Auch bei einem derart günstigen Gerät sind Phasendrehung und Phantomspeisung Standards, die nicht fehlen dürfen – und dies auch nicht tun. Zudem verfügt der Mic100 noch über ein 20-dB-Pad für besonders heiße Eingangssignale sowie über einen Preset-Limiter. Letzterer lässt sich per Schalter aktivieren, aber darüberhinaus nicht weiter verfeinert einstellen, man muss ich hier also auf das Preset des Herstellers verlassen. Diesen Limiter findet man beim ART Tube MP übrigens nicht, ebenso fehlt dort die Pegelanzeige aus acht LED-Segmenten. Hier hat Behringer seinem Einstiegsmodell also sogar noch mehr Funktionalität verpasst.

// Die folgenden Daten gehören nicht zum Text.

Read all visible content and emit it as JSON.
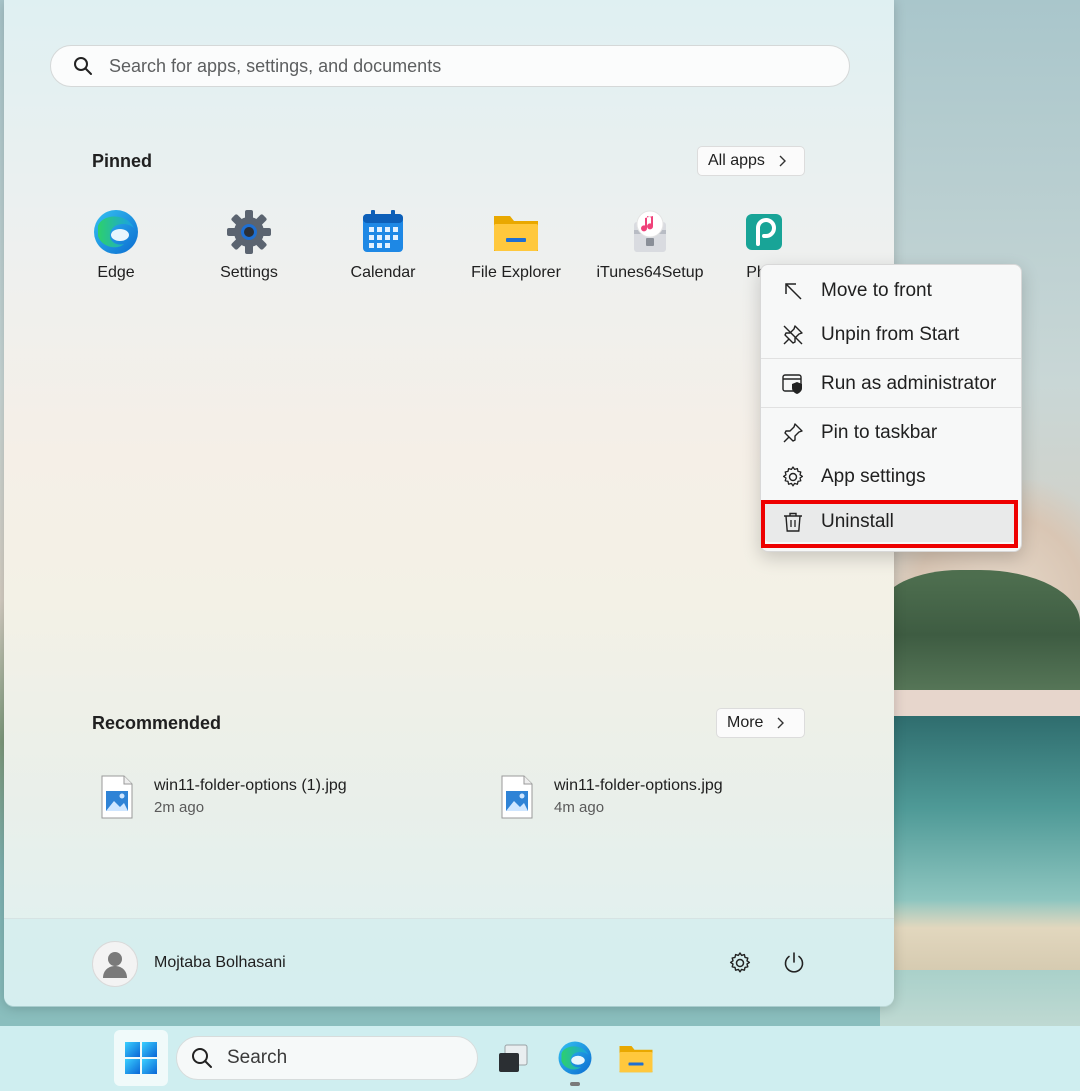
{
  "start_menu": {
    "search_placeholder": "Search for apps, settings, and documents",
    "pinned": {
      "title": "Pinned",
      "all_apps_label": "All apps",
      "apps": [
        {
          "label": "Edge",
          "icon": "edge-icon"
        },
        {
          "label": "Settings",
          "icon": "settings-gear-icon"
        },
        {
          "label": "Calendar",
          "icon": "calendar-icon"
        },
        {
          "label": "File Explorer",
          "icon": "folder-icon"
        },
        {
          "label": "iTunes64Setup",
          "icon": "itunes-setup-icon"
        },
        {
          "label": "Ph",
          "icon": "photopea-icon"
        }
      ]
    },
    "recommended": {
      "title": "Recommended",
      "more_label": "More",
      "items": [
        {
          "name": "win11-folder-options (1).jpg",
          "time": "2m ago",
          "icon": "image-file-icon"
        },
        {
          "name": "win11-folder-options.jpg",
          "time": "4m ago",
          "icon": "image-file-icon"
        }
      ]
    },
    "footer": {
      "username": "Mojtaba Bolhasani",
      "settings_icon": "gear-icon",
      "power_icon": "power-icon"
    }
  },
  "context_menu": {
    "items": [
      {
        "label": "Move to front",
        "icon": "arrow-up-left-icon"
      },
      {
        "label": "Unpin from Start",
        "icon": "unpin-icon"
      },
      {
        "label": "Run as administrator",
        "icon": "shield-window-icon"
      },
      {
        "label": "Pin to taskbar",
        "icon": "pin-icon"
      },
      {
        "label": "App settings",
        "icon": "gear-icon"
      },
      {
        "label": "Uninstall",
        "icon": "trash-icon"
      }
    ],
    "highlighted_item": "Uninstall",
    "highlight_color": "#ee0000"
  },
  "taskbar": {
    "search_placeholder": "Search",
    "icons": [
      "windows-start-icon",
      "task-view-icon",
      "edge-icon",
      "file-explorer-icon"
    ]
  }
}
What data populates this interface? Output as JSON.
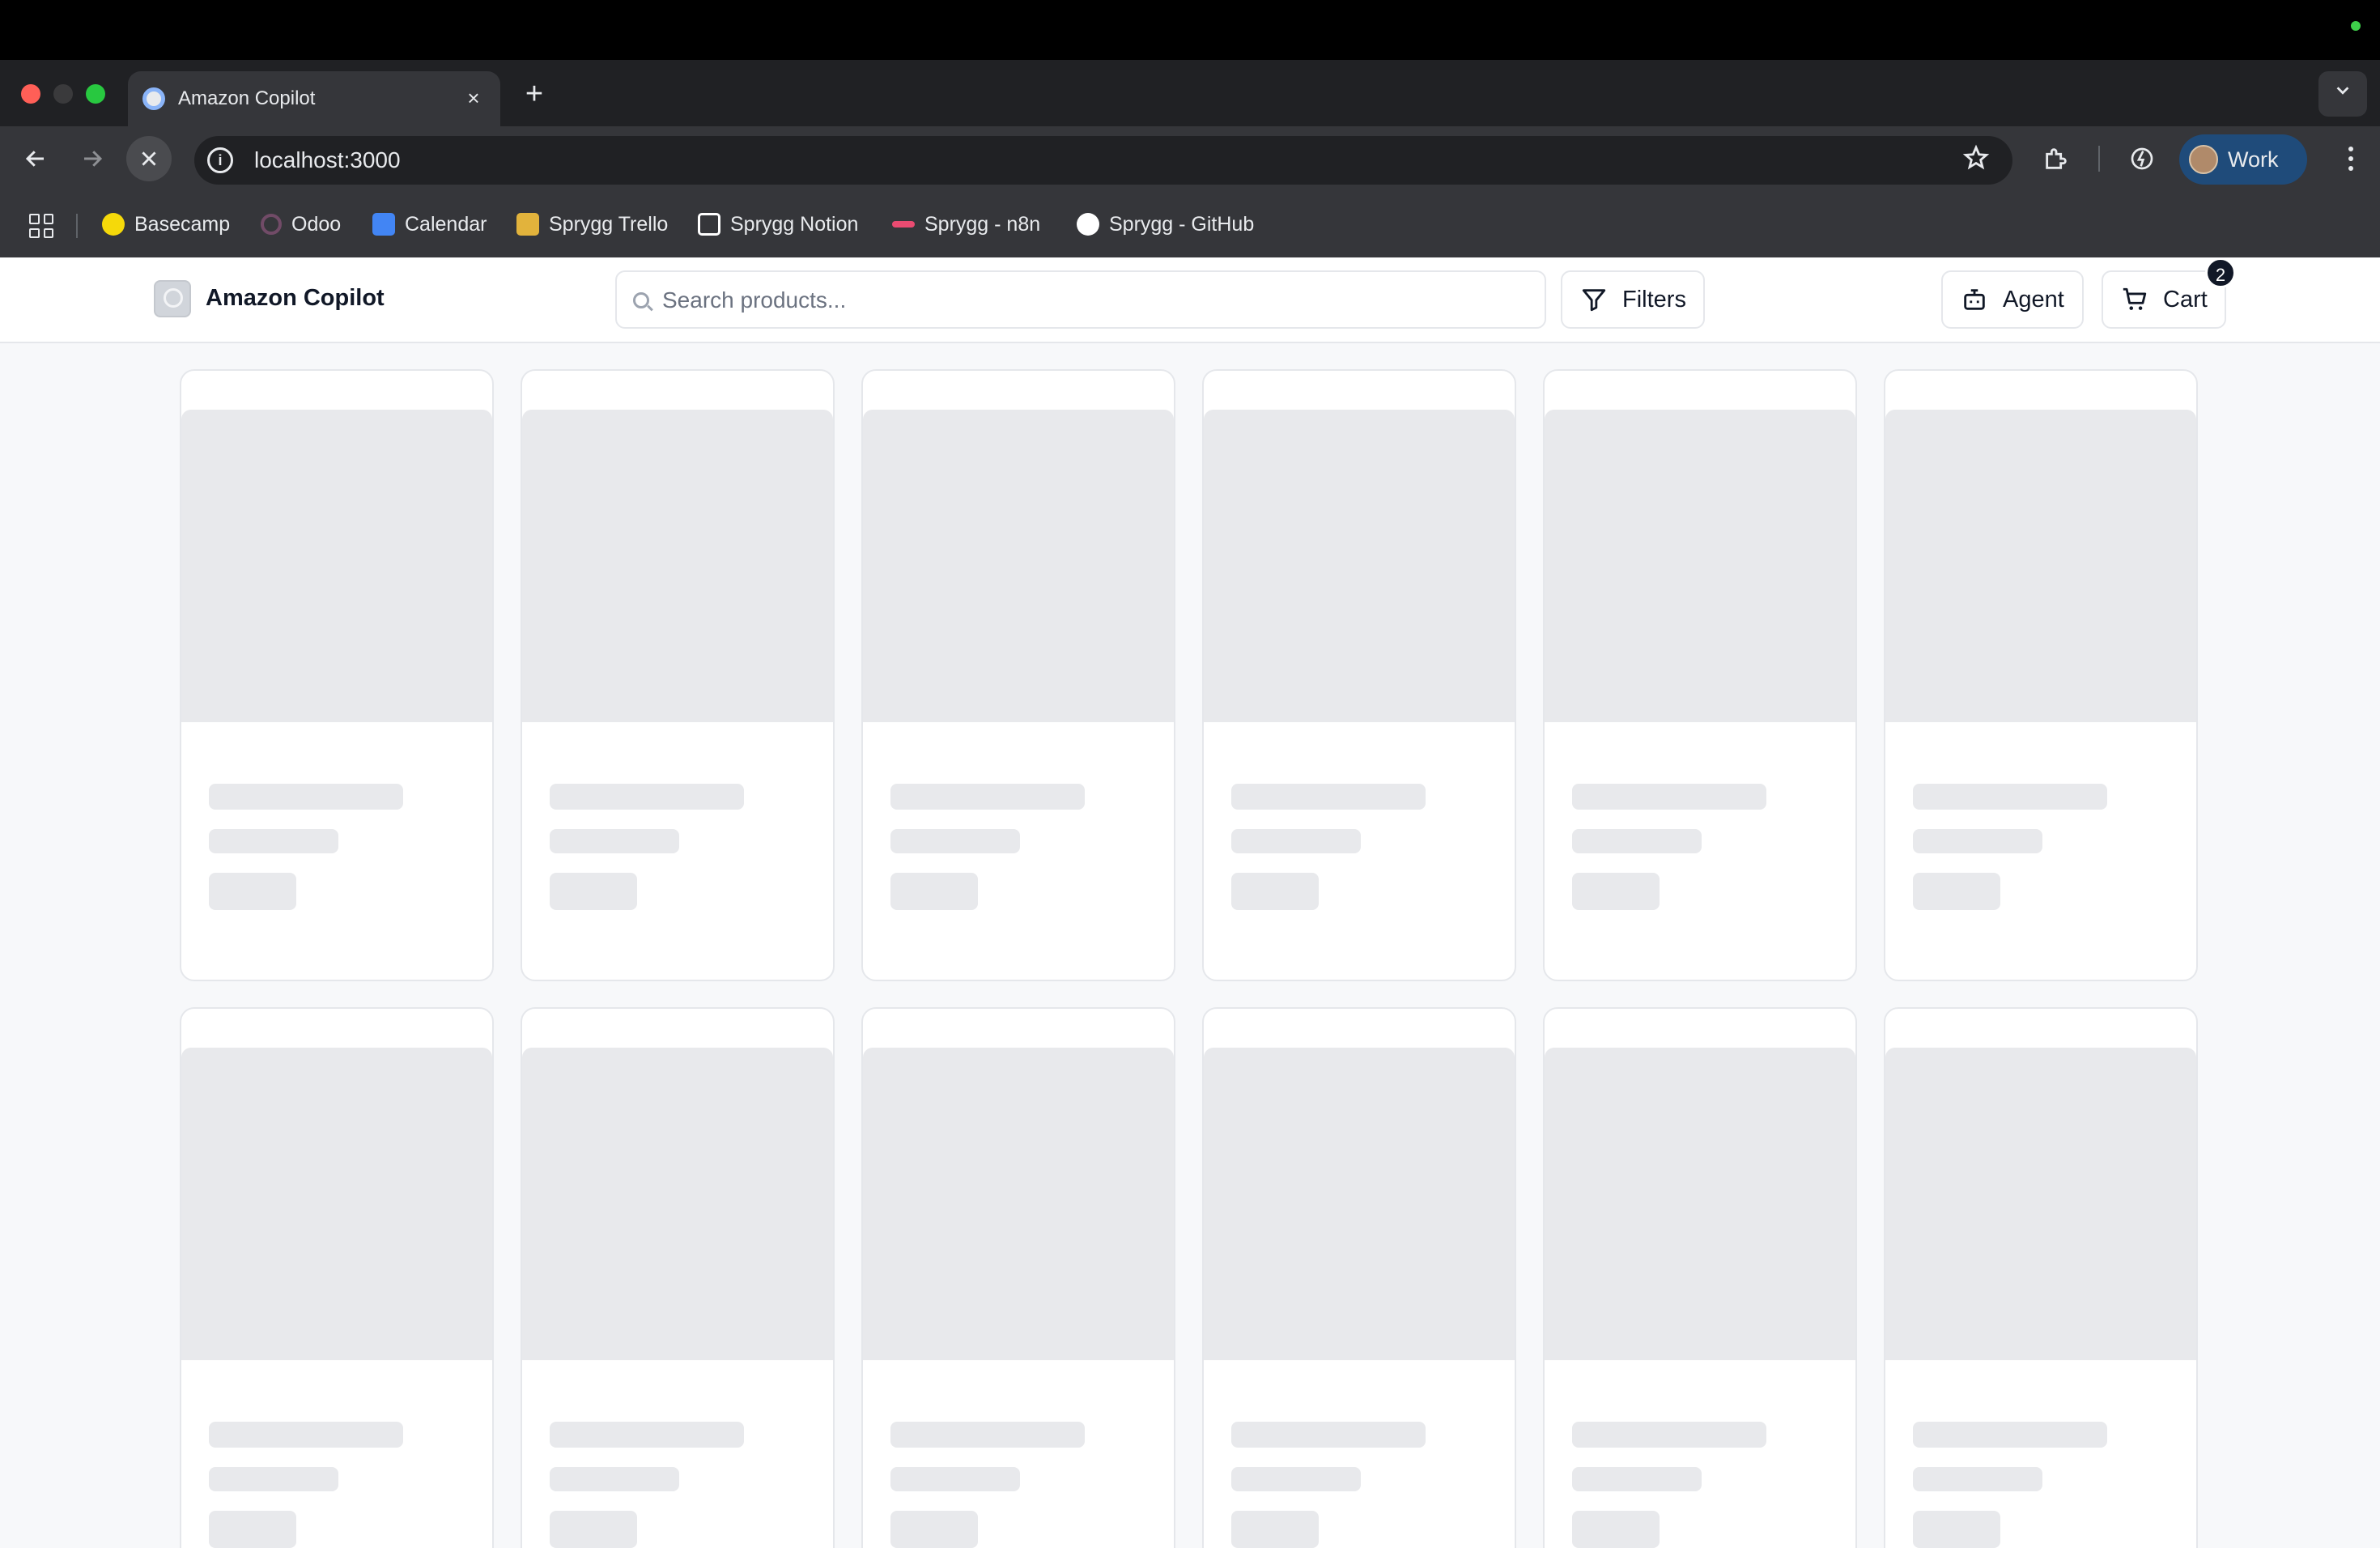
{
  "browser": {
    "tab_title": "Amazon Copilot",
    "tab_close": "×",
    "new_tab": "+",
    "url": "localhost:3000",
    "profile_label": "Work",
    "bookmarks": [
      {
        "label": "Basecamp",
        "icon": "basecamp-icon",
        "color": "#f5d90a"
      },
      {
        "label": "Odoo",
        "icon": "odoo-icon",
        "color": "#714b67"
      },
      {
        "label": "Calendar",
        "icon": "calendar-icon",
        "color": "#4285f4"
      },
      {
        "label": "Sprygg Trello",
        "icon": "trello-icon",
        "color": "#e2b33c"
      },
      {
        "label": "Sprygg Notion",
        "icon": "notion-icon",
        "color": "#ffffff"
      },
      {
        "label": "Sprygg - n8n",
        "icon": "n8n-icon",
        "color": "#ea4b71"
      },
      {
        "label": "Sprygg - GitHub",
        "icon": "github-icon",
        "color": "#ffffff"
      }
    ]
  },
  "app": {
    "brand": "Amazon Copilot",
    "search_placeholder": "Search products...",
    "filters_label": "Filters",
    "agent_label": "Agent",
    "cart_label": "Cart",
    "cart_count": "2"
  },
  "loading": {
    "skeleton_cards": 12
  }
}
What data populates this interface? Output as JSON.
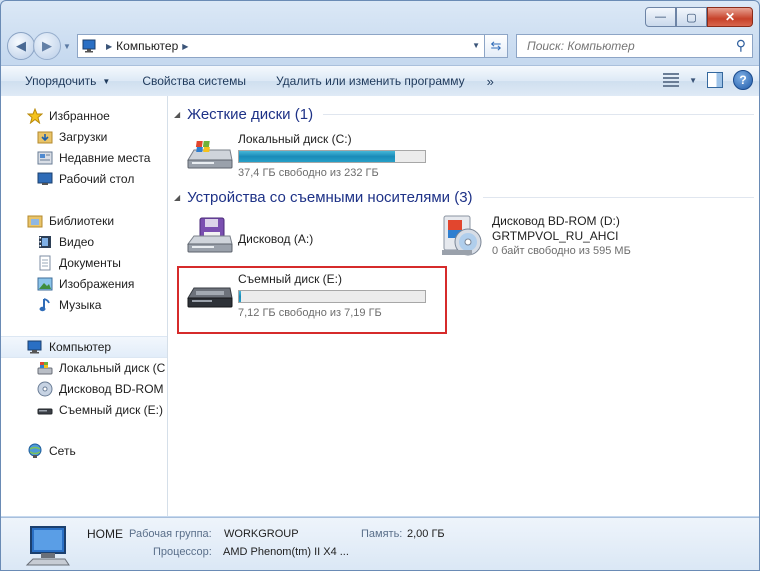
{
  "window": {
    "caption": {
      "minimize": "—",
      "maximize": "▢",
      "close": "✕"
    }
  },
  "address": {
    "crumb": "Компьютер",
    "search_placeholder": "Поиск: Компьютер"
  },
  "toolbar": {
    "organize": "Упорядочить",
    "system_properties": "Свойства системы",
    "uninstall": "Удалить или изменить программу",
    "more": "»"
  },
  "nav": {
    "favorites": "Избранное",
    "downloads": "Загрузки",
    "recent": "Недавние места",
    "desktop": "Рабочий стол",
    "libraries": "Библиотеки",
    "video": "Видео",
    "documents": "Документы",
    "pictures": "Изображения",
    "music": "Музыка",
    "computer": "Компьютер",
    "local_c": "Локальный диск (C",
    "bd_rom": "Дисковод BD-ROM",
    "removable_e": "Съемный диск (E:)",
    "network": "Сеть"
  },
  "groups": {
    "hard_disks": "Жесткие диски (1)",
    "removable": "Устройства со съемными носителями (3)"
  },
  "drives": {
    "c": {
      "name": "Локальный диск (C:)",
      "free": "37,4 ГБ свободно из 232 ГБ",
      "used_fraction": 0.84
    },
    "a": {
      "name": "Дисковод (A:)"
    },
    "d": {
      "name": "Дисковод BD-ROM (D:)",
      "label": "GRTMPVOL_RU_AHCI",
      "free": "0 байт свободно из 595 МБ"
    },
    "e": {
      "name": "Съемный диск (E:)",
      "free": "7,12 ГБ свободно из 7,19 ГБ",
      "used_fraction": 0.01
    }
  },
  "details": {
    "hostname": "HOME",
    "workgroup_label": "Рабочая группа:",
    "workgroup": "WORKGROUP",
    "memory_label": "Память:",
    "memory": "2,00 ГБ",
    "cpu_label": "Процессор:",
    "cpu": "AMD Phenom(tm) II X4 ..."
  },
  "colors": {
    "highlight_border": "#d62b2b",
    "bar_fill": "#1a8bb8"
  }
}
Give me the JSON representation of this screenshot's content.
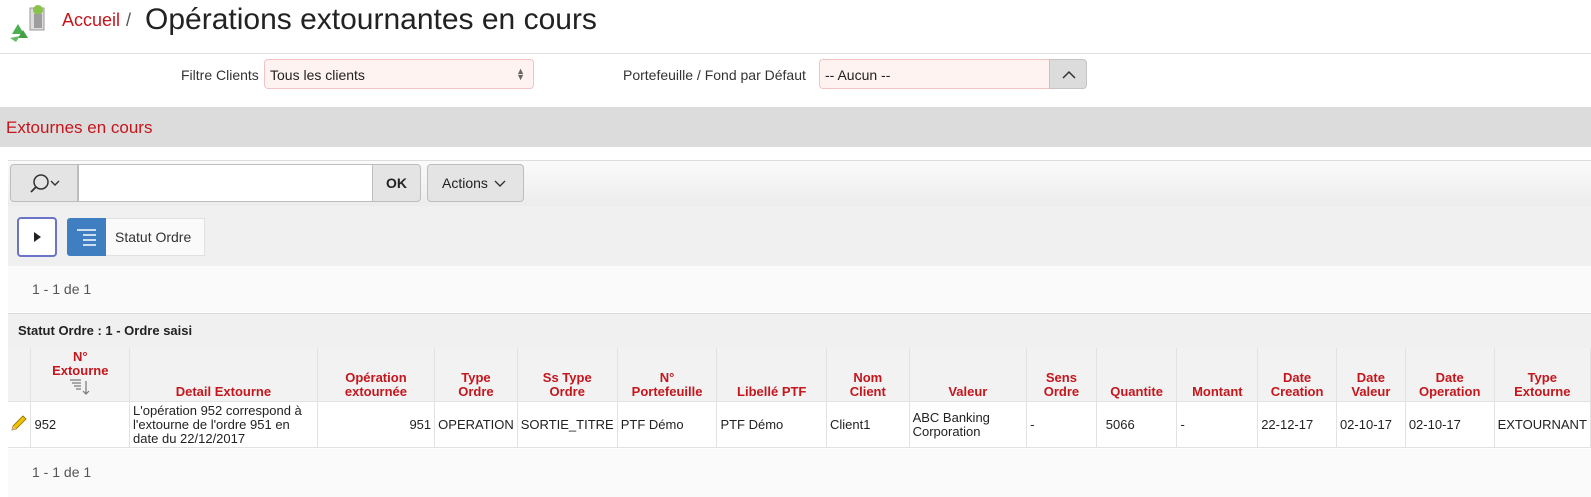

Anschlüsse ohne Kennzeichnung

Auf der unbeschrifteten (!) Rückseite des Gehäuses befinden sich sämtliche Anschlüsse des Gerätes. Zum einen der des externen 9V-Netzteils, dessen geräteseitiger Stecker mit einer kleinen Zugentlastung gesichert werden kann. Diese wirkt zwar recht klapprig, ist aber auf jeden Fall besser als gar keine. Daneben liegen die Audioanschlüsse: der symmetrische XLR-Mic-Input und der symmetrische XLR-Output, dazu eine unsymmetrische Klinke für den hochohmigen Instrumenteneingang sowie ein weiterer unsymmetrischer Klinkenausgang. Gerade weil sich der Mic100 für den Probenraum- und Live-Einsatz eignet, wäre eine Beschriftung der Anschlüsse wünschenswert gewesen, um auch in hektischen und schlecht beleuchteten Situationen eine Fehlbedienung auszuschließen.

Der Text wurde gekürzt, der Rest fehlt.